I thought I had figured this one out. But apparently not.
I need to convert a BAM file of paired-end alignments to two FASTQ files of paired reads to realign them, with a twist: I only want reads that fall within a defined region.
Currently I am using the following command (the region is an example; it also fails on different regions; at any rate, this is on hs37d5 but presumably the issue would exist for other references too):
samtools view -b -u -@ 48 alignments.bam 21:31,831,502-31,896,094 \ | samtools collate -n 128 -u -O -@ 48 - /tmp/bam-to-fastq- \ | samtools fastq -F 0x900 -@ 48 \ -0 /dev/null -1 reads_R1.fastq.gz -2 reads_R2.fastq.gz -
(Apart from the region filtering, this command is essentially the same that word of god tells us to use.)

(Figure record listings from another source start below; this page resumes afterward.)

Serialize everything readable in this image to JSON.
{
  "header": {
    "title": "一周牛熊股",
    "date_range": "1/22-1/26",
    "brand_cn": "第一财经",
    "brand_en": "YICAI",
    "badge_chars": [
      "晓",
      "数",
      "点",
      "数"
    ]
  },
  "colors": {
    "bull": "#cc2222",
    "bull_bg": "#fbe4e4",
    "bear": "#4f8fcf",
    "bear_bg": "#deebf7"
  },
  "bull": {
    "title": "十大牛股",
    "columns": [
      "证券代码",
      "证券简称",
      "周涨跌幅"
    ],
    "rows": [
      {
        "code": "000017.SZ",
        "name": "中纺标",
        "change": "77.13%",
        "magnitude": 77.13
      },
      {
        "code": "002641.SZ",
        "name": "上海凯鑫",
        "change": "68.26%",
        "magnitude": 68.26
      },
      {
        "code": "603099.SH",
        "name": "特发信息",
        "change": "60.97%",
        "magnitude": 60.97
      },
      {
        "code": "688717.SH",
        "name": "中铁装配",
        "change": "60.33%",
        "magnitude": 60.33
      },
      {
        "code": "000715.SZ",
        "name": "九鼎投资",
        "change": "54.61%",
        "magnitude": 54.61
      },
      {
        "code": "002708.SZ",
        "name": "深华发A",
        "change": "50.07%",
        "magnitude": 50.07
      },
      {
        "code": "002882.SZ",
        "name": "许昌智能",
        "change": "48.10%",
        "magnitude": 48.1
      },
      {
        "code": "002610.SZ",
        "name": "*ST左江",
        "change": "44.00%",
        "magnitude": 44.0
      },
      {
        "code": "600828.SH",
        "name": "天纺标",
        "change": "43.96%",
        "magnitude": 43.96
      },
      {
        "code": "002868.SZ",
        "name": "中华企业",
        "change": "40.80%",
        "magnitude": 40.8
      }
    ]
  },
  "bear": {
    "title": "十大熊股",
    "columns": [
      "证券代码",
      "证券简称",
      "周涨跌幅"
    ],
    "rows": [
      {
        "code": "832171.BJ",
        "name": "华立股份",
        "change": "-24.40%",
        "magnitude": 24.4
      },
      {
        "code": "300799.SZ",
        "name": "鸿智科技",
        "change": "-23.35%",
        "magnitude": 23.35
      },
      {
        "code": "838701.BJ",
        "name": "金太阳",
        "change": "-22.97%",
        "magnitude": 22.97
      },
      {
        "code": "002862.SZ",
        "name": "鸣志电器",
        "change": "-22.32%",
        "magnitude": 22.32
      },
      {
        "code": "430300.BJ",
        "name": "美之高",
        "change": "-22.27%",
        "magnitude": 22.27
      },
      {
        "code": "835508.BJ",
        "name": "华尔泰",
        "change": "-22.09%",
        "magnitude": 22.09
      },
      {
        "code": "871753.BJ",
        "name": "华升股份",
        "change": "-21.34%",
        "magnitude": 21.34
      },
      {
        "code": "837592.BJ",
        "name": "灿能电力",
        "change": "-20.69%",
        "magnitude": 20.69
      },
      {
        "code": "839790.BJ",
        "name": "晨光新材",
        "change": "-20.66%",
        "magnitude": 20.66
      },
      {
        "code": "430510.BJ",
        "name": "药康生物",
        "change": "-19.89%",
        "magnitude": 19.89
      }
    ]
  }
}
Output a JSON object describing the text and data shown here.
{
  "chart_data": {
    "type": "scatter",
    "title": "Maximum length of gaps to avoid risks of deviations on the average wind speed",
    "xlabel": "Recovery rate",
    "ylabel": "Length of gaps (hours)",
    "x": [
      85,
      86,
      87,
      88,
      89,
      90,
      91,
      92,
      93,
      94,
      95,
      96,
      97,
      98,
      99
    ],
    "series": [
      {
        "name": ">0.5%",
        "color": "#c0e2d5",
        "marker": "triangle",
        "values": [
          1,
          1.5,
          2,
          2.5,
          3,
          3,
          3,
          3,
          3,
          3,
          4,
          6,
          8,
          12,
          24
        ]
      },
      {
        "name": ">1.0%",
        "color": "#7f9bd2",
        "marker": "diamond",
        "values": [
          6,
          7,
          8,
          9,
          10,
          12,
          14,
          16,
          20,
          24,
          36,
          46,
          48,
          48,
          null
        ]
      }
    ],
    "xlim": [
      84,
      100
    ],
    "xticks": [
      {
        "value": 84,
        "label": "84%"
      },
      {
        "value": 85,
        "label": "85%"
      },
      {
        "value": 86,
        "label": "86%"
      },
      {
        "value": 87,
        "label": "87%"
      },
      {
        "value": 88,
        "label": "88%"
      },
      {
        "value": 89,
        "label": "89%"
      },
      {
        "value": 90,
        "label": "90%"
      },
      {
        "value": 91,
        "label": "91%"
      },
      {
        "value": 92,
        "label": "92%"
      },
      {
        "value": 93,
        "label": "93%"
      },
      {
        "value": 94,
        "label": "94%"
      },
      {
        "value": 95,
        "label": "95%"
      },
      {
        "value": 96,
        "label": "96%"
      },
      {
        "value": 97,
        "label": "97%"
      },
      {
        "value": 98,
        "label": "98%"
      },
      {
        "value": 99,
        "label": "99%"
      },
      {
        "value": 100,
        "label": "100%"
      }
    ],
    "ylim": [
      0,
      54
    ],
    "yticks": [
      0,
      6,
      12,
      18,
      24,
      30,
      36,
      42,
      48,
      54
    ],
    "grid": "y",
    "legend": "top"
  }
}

The resulting files are not properly paired:
⟩⟩⟩ diff <(gunzip -c reads_R1.fastq.gz | sed -n -e 1~4p -e 10q) \ 1 ⟩ <(gunzip -c reads_R2.fastq.gz | sed -n -e 1~4p -e 10q) 1,2d0 < @A00346:17:H52H7DSXX:3:2142:32316:24518 < @A00346:17:H52H7DSXX:3:1153:6705:26412 3a2,3 > @A00346:17:H52H7DSXX:3:1173:9118:3129 > @A00346:17:H52H7DSXX:3:1109:29414:11757
As far as I can see from performing a spot check, these are all reads which are marked as paired in the BAM file, but for which only one mate falls within the filtered region.
bwa mem on the files gives me the error:
[mem_sam_pe] paired reads have different names: […]
How can I ensure that only properly paired reads are included in the FASTQ files?